Bisnis.com,28 Mar 2022, 09:06 WIB
Penulis: Nindya Aldila
Tanker pengangkut minyak./Bloomberg

Bisnis.com, JAKARTA - Harga minyak melemah karena kebangkitan virus Covid-19 di sejumlah wilayah di China yang menimbulkan kekhawatiran tentang permintaan minyak mentah terbesar dunia, sementara pemberontak di Yaman mengumumkan genjatan senjata sementara dengan Arab Saudi.

Minyak mentah jenis West Texas Intermediate dan Brent turun sekitar 3 persen di awal perdagangan Asia setelah Shanghai mengatakan akan mengunci setengah kota secara bergantian untuk melakukan pengujian Covid-19 massal untuk membendung Covid-19.

Brent untuk pengiriman Mei turun 3 persen menjadi US$117,05 per barel di ICE Futures Europe exchange setelah naik 1,4 persen pada hari Jumat lalu (25/3/2022). Brent tetap sangat terbelakang, di mana kontrak yang mendekati tanggal jatuh tempo menjadi lebih mahal daripada yang tanggal jatuh temponya masih jauh.

Pemimpin pemberontak Houthi Yaman mengumumkan gencatan senjata tiga hari pada hari Sabtu setelah eskalasi serangan terhadap kerajaan selama seminggu terakhir.

Dilansi oleh Bloomberg, harga minyak masih bersiap untuk kenaikan bulanan keempat setelah invasi Rusia ke Ukraina mengguncang pasar.

Sebagian besar pembeli menghindari minyak mentah dari produsen OPEC+ saat mereka mencoba dan menavigasi sanksi keuangan dan risiko reputasi, sementara Jerman berencana untuk menghentikan hampir semua bahan bakar fosil Rusia dalam kurun waktu dua tahun mendatang. Pertempuran di Eropa berlanjut, dengan perang sekarang memasuki bulan kedua.

Minyak mentah naik pada hari Jumat (28/3/2022) setelah pemberontak Houthi mengklaim bertanggung jawab atas serangkaian serangan terhadap fasilitas Saudi Aramco, termasuk situs penyimpanan minyak di Jeddah.

Hanya dua jam setelah penghentian permusuhan diumumkan pada hari Sabtu (26/3/2022), pemberontak menuduh jet tempur koalisi pimpinan Arab Saudi melancarkan serangan ke sasaran Houthi di ibu kota Yaman, Sanaa, menurut laporan Al-Masirah TV.

AS, sementara itu, mengatakan akan menghidupkan kembali kesepakatan nuklir dengan Iran.

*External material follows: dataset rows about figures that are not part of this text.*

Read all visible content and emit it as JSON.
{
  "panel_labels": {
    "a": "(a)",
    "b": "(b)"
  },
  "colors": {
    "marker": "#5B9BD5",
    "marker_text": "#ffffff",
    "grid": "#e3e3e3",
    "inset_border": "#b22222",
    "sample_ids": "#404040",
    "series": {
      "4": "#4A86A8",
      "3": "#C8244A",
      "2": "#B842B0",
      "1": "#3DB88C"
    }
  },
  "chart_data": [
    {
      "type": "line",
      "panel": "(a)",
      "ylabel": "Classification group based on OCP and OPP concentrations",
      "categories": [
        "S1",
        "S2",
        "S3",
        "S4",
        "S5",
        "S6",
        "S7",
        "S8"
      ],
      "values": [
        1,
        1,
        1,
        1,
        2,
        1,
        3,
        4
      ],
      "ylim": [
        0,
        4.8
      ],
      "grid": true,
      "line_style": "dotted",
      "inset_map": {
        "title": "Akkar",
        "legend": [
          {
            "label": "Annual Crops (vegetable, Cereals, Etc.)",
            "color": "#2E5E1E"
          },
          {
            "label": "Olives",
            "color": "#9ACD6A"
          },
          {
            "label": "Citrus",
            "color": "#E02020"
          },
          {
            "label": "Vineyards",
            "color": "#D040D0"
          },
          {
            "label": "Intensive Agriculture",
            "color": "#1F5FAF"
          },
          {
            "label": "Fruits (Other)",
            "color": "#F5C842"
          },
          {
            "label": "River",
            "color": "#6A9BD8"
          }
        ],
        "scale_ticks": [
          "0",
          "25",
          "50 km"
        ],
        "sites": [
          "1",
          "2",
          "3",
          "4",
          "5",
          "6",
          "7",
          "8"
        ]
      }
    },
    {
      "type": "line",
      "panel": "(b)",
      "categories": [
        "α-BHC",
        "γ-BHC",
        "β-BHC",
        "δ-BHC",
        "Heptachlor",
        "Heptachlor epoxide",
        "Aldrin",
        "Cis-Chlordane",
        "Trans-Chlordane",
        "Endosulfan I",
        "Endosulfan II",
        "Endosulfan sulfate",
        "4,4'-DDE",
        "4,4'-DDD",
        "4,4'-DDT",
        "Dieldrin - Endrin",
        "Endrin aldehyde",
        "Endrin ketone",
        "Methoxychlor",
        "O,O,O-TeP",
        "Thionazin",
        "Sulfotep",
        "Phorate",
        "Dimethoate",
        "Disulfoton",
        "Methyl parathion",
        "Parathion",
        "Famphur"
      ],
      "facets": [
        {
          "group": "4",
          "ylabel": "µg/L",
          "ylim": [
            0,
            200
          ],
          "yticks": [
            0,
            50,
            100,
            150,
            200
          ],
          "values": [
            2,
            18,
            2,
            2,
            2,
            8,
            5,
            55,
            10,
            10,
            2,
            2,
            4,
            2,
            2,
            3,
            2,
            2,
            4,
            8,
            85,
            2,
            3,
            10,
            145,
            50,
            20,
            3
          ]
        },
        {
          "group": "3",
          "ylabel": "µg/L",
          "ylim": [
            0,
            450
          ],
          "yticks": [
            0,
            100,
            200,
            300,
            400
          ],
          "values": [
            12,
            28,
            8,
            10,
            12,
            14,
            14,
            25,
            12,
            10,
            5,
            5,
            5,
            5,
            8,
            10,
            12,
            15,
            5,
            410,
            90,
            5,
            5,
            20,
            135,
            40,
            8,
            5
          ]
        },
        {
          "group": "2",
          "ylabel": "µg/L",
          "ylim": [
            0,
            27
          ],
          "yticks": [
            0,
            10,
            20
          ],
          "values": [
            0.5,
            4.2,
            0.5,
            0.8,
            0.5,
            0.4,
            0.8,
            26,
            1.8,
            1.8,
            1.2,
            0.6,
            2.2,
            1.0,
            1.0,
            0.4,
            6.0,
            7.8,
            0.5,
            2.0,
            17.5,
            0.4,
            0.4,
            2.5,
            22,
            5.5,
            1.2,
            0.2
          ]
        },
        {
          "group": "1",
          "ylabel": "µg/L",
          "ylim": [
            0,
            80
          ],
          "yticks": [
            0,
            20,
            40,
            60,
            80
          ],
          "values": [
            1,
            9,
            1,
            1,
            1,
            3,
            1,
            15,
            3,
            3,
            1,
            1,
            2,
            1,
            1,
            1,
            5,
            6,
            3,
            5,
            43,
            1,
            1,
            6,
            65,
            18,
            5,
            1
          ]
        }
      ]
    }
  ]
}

Namun, hal ini mungkin tidak akan terjadi dalam waktu dekat, menyusul permintaan baru-baru ini dari Teheran. Washington sendiri telah menghapus Korps Pengawal Revolusi Islam dari daftar organisasi terorisnya. Namun, seperti diketahui, Iran adalah sekutu Rusia dan perang di Ukraina juga memperumit negosiasi.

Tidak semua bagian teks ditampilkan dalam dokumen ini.